The 2-minute discussion all clinicians should have with their patients with diabetes

Akshay B. Jain, MD


November 14, 2018

'Tis the season to be merry! With Diwali having gone by; Thanksgiving knocking at our doors; and Hanukkah, Christmas, and New Year's Eve just around the corner, this joyous time of year flies by quickly.

Akshay B. Jain, MD

I shudder to think of my appointments in January and February when I notice high A1c levels and patients shrugging them off as a normal consequence of holiday eating. Surprisingly, this reasoning sounds acceptable to many healthcare providers, too, and many of us have acceded to higher blood glucose levels being the norm during the winter months.

It is a well-studied fact that blood sugars, body weight, and triglycerides tend to run higher during the holidays,[1,2] but many of our patients can avoid excessive glycemic surges with a few simple steps.

The following tips are practical, easy to follow, and surprisingly effective. And for the busy clinician, they can be discussed in less than 2 minutes.

1. Cook at Home, Eat First

Do your own cooking from scratch and keep the purchase of premade holiday foods to a minimum. Cook the right quantities to avoid being stuck with excess food that you might eat just so that it doesn't go to waste.

Eat at home before shopping to help you avoid the food court. Consider parking farther away from the entrance of the mall, or walk around the mall once before you start shopping to help get some exercise during the busy holiday season.

On the day of a party, eat healthy, balanced meals throughout the day and plan to have something small to curb your hunger before you go. Sometimes people will "save their calories" for the party, which can lead to overeating as a result of difficulty controlling portions and recognizing fullness cues.
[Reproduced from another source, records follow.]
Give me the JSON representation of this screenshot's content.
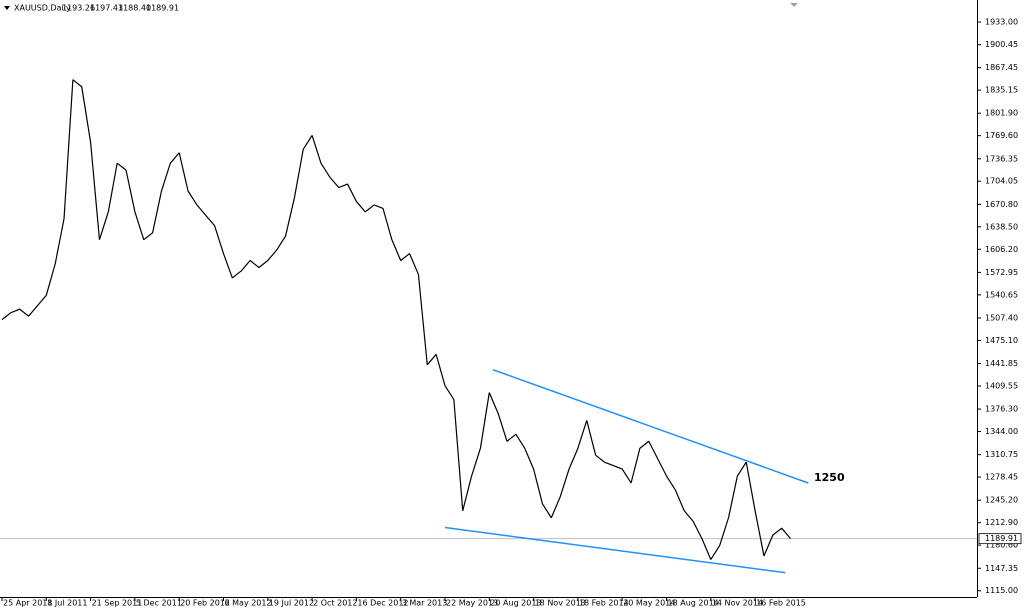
{
  "chart_data": {
    "type": "line",
    "header": {
      "symbol": "XAUUSD,Daily",
      "ohlc": [
        "1193.26",
        "1197.43",
        "1188.40",
        "1189.91"
      ]
    },
    "color": "#000000",
    "categories": [
      "25 Apr 2011",
      null,
      null,
      null,
      null,
      "8 Jul 2011",
      null,
      null,
      null,
      null,
      "21 Sep 2011",
      null,
      null,
      null,
      null,
      "5 Dec 2011",
      null,
      null,
      null,
      null,
      "20 Feb 2012",
      null,
      null,
      null,
      null,
      "6 May 2012",
      null,
      null,
      null,
      null,
      "19 Jul 2012",
      null,
      null,
      null,
      null,
      "2 Oct 2012",
      null,
      null,
      null,
      null,
      "16 Dec 2012",
      null,
      null,
      null,
      null,
      "3 Mar 2013",
      null,
      null,
      null,
      null,
      "22 May 2013",
      null,
      null,
      null,
      null,
      "20 Aug 2013",
      null,
      null,
      null,
      null,
      "18 Nov 2013",
      null,
      null,
      null,
      null,
      "18 Feb 2014",
      null,
      null,
      null,
      null,
      "20 May 2014",
      null,
      null,
      null,
      null,
      "18 Aug 2014",
      null,
      null,
      null,
      null,
      "14 Nov 2014",
      null,
      null,
      null,
      null,
      "16 Feb 2015",
      null,
      null,
      null,
      null
    ],
    "values": [
      1505,
      1515,
      1520,
      1510,
      1525,
      1540,
      1585,
      1650,
      1850,
      1840,
      1760,
      1620,
      1660,
      1730,
      1720,
      1660,
      1620,
      1630,
      1690,
      1730,
      1745,
      1690,
      1670,
      1655,
      1640,
      1600,
      1565,
      1575,
      1590,
      1580,
      1590,
      1605,
      1625,
      1680,
      1750,
      1770,
      1730,
      1710,
      1695,
      1700,
      1675,
      1660,
      1670,
      1665,
      1620,
      1590,
      1600,
      1570,
      1440,
      1455,
      1410,
      1390,
      1230,
      1280,
      1320,
      1400,
      1370,
      1330,
      1340,
      1320,
      1290,
      1240,
      1220,
      1250,
      1290,
      1320,
      1360,
      1310,
      1300,
      1295,
      1290,
      1270,
      1320,
      1330,
      1305,
      1280,
      1260,
      1230,
      1215,
      1190,
      1160,
      1180,
      1220,
      1280,
      1300,
      1230,
      1165,
      1195,
      1205,
      1189.91
    ],
    "ylim": [
      1106,
      1959
    ],
    "yticks": [
      {
        "value": 1933,
        "label": "1933.00"
      },
      1900.45,
      1867.45,
      1835.15,
      {
        "value": 1801.9,
        "label": "1801.90"
      },
      {
        "value": 1769.6,
        "label": "1769.60"
      },
      1736.35,
      1704.05,
      {
        "value": 1670.8,
        "label": "1670.80"
      },
      {
        "value": 1638.5,
        "label": "1638.50"
      },
      {
        "value": 1606.2,
        "label": "1606.20"
      },
      1572.95,
      1540.65,
      {
        "value": 1507.4,
        "label": "1507.40"
      },
      {
        "value": 1475.1,
        "label": "1475.10"
      },
      1441.85,
      1409.55,
      {
        "value": 1376.3,
        "label": "1376.30"
      },
      {
        "value": 1344,
        "label": "1344.00"
      },
      1310.75,
      1278.45,
      {
        "value": 1245.2,
        "label": "1245.20"
      },
      {
        "value": 1212.9,
        "label": "1212.90"
      },
      {
        "value": 1180.6,
        "label": "1180.60"
      },
      1147.35,
      {
        "value": 1115,
        "label": "1115.00"
      }
    ],
    "current_price": 1189.91,
    "trendlines": [
      {
        "x": [
          55.4,
          91
        ],
        "values": [
          1433,
          1270
        ],
        "color": "#1e90ff"
      },
      {
        "x": [
          50,
          88.4
        ],
        "values": [
          1206,
          1141
        ],
        "color": "#1e90ff"
      }
    ],
    "annotations": [
      "1250"
    ]
  }
}
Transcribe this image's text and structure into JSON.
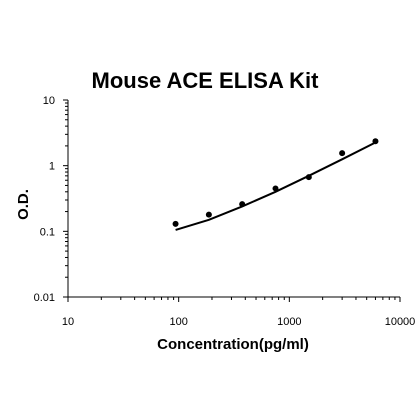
{
  "chart_data": {
    "type": "scatter",
    "title": "Mouse ACE ELISA Kit",
    "xlabel": "Concentration(pg/ml)",
    "ylabel": "O.D.",
    "xscale": "log",
    "yscale": "log",
    "xlim": [
      10,
      10000
    ],
    "ylim": [
      0.01,
      10
    ],
    "x_ticks": [
      "10",
      "100",
      "1000",
      "10000"
    ],
    "y_ticks": [
      "0.01",
      "0.1",
      "1",
      "10"
    ],
    "grid": false,
    "legend": "none",
    "series": [
      {
        "marker": "dot",
        "x": [
          93.75,
          187.5,
          375,
          750,
          1500,
          3000,
          6000
        ],
        "y": [
          0.13,
          0.18,
          0.26,
          0.45,
          0.67,
          1.55,
          2.35
        ]
      }
    ],
    "fit_curve": {
      "x": [
        93.75,
        187.5,
        375,
        750,
        1500,
        3000,
        6000
      ],
      "y": [
        0.105,
        0.15,
        0.24,
        0.4,
        0.7,
        1.25,
        2.25
      ]
    },
    "colors": {
      "marker": "#000000",
      "line": "#000000",
      "axis": "#000000"
    }
  }
}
2. Be Picky and Have Your Favorites

Wait for the entire meal spread to be laid out and then pick your favorites. This helps limit food intake compared with eating as each new item comes out. Eat the better-for-you foods first (eg, soups, salads) before having the holiday delicacies.

Allowing yourself to enjoy your favorite foods instead of restricting them can be helpful. Use the smaller dessert plates and balance off your indulgences with some healthier, satisfying choices, such as veggies and lean meat.

3. Mind the Alcohol and Cut Out the CRAP

In addition to increasing caloric intake, alcohol can lead people to lose control of their eating and give up on making mindful food choices. Drink slowly. Alternate alcoholic beverages with low-calorie drinks like sparkling water with lime, sugar-free Kool-Aid or Crystal Light Pure, or cranberry juice with soda.

Cut down the intake of CRAP (carbs, refined sugars, aerated sugary sodas, processed foods), and monitor blood sugar levels even more regularly during the holidays to ensure that things don't get too out of control.

The day after an event, go back to your usual routine with healthy, balanced meals. Just because you indulged at a party doesn't mean that you need to give up your healthy-living goals for the entire season.

4. Take the Focus Off of Food

Plan events with family and friends that are centered around activities instead of food. Skating, tobogganing, snowshoeing, and skiing are all great sports to enjoy with your loved ones during the holiday season.

Briefly discussing lifestyle modifications during the holidays can lead to significant improvement in glycemic control.[3] Pick and choose which of these high-impact tips are most applicable to your patients. I give a printout of tips to all patients with diabetes at this time of the year, which I encourage them to display on their refrigerators. After all, there's no reason why one can't remain healthy during this time of merriment!